Здесь, с этой полянки, открылось, что лес стал значительно реже и земля полого пошла вверх. Участки каменистой кладки стали попадаться все чаще, а ландшафт все больше холмился. Таллури вгляделась вперед: за деревьями просматривался уже вполне крутой подъем.
Она пошла вверх, не отводя завороженного взгляда от открывающейся перспективы. И тут же споткнулась. Ее удивлению не было конца: ступенька! Выщербленная осыпавшаяся в мелкие камешки по кромке, едва угадываемая под спутанной порослью трав — но это была несомненная ступенька! Чуть выше — другая, дальше — еще одна. Ступенек не хватало, и сильно не хватало, но уцелевших было довольно, чтобы убедиться: Таллури обнаружила лестницу! И она не могла не отправиться туда, куда вели эти таинственные ступени.
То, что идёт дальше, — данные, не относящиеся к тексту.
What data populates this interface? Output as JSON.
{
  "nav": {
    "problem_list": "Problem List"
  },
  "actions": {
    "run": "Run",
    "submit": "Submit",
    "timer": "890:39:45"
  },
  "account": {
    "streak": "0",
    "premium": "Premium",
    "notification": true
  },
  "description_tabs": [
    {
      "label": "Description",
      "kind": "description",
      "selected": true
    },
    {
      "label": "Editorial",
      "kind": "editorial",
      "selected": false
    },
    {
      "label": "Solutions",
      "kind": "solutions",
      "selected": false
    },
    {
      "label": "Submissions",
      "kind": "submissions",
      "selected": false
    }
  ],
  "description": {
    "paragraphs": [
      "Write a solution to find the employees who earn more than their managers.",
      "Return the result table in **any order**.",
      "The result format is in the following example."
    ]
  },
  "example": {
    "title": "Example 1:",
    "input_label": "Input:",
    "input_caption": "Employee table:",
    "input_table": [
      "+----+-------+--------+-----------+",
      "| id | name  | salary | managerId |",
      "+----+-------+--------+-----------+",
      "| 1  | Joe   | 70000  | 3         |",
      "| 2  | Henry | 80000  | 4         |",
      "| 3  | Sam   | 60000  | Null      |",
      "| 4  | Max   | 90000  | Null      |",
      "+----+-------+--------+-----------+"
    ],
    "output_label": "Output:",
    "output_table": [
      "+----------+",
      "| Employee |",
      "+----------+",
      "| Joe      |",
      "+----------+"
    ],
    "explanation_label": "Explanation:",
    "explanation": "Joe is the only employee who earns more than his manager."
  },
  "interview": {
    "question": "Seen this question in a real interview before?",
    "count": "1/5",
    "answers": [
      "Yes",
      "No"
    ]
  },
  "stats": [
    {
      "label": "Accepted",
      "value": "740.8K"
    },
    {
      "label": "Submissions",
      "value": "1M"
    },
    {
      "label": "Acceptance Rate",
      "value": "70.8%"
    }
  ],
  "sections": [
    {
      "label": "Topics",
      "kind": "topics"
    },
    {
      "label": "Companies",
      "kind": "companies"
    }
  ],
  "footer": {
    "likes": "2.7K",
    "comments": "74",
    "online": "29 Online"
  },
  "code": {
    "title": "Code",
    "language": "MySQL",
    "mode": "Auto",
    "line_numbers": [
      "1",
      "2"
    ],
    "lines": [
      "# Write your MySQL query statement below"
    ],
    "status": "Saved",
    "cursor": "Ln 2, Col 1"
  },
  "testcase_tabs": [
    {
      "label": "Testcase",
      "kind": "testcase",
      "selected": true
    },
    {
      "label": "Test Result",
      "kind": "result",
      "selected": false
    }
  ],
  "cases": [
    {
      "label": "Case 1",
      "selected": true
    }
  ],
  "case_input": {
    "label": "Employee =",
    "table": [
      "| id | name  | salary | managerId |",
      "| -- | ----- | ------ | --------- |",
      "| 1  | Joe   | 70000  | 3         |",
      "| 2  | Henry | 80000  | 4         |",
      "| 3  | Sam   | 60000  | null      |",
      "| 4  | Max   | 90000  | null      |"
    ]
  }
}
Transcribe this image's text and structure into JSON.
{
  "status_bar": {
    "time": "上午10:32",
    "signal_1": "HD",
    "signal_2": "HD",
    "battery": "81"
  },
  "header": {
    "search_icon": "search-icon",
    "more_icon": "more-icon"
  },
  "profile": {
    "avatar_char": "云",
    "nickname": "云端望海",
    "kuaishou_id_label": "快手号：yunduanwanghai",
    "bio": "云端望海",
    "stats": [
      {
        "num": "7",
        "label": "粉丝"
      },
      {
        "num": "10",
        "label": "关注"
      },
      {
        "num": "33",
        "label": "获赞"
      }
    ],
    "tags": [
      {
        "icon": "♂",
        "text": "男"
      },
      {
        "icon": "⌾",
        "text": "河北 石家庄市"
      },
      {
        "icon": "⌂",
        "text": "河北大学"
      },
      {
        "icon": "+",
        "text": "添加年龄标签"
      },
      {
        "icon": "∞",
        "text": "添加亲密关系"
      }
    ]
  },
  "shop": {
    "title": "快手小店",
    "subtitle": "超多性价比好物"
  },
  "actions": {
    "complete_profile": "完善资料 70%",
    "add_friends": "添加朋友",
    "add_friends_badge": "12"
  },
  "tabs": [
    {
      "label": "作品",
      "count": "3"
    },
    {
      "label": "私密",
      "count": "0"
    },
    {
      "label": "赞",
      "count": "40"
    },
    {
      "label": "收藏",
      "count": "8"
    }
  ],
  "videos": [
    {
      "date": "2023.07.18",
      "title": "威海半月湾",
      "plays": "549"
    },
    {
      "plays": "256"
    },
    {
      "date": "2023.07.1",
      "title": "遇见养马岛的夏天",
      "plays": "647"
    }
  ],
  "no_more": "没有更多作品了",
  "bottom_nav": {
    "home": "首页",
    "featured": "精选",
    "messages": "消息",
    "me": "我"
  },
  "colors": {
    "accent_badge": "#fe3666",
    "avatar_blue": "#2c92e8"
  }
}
Продвигаясь вверх, она старалась не наступать на ломкие края, чтобы не разрушать лестницу более того, чем она пострадала от времени и травы. Таллури заметила, что, как ни странно, кроме травы, на лестнице больше ничего не росло, а деревья, возвышающиеся по бокам, образуют некое подобие арки, склоняя кроны по правую и левую стороны от ступеней друг к другу. Переплетенные-прошитые лианами, кроны не просто образовывали арку-полог, а будто охраняли, как могли, ступенчатый подъем от дождя и солнца.
Чем выше, тем легче становилось идти. В маршах было все меньше пропусков, ступени стали заметно целее и крепче. Тут и там по краям лестницы стали попадаться сначала отдельно стоящие небольшие изящные столбики, затем, выше, на столбиках появились фрагменты каменных же перил. Наконец, перила, с искусно выточенным узором из рельефных цветов, потянулись сплошной линией, и почти совсем целая лестница привела Таллури, уже нисколько не сомневающуюся в выбранном направлении и раздираемую любопытством, на самый верх.
А наверху, на открывшемся плато, у нее перехватило дух: некогда белоснежный, а теперь сплошь в зеленоватой патине, некогда уходящий под самое небо, судя по высоте упавших колонн, а ныне — вровень с кронами окружающих деревьев, когда-то полный народа, протоптавшего до отметин и выбоин твердые плиты двора, а ныне — пустынный и гулкий, перед ней высился величественный, несмотря на атаки неумолимого времени, Храм!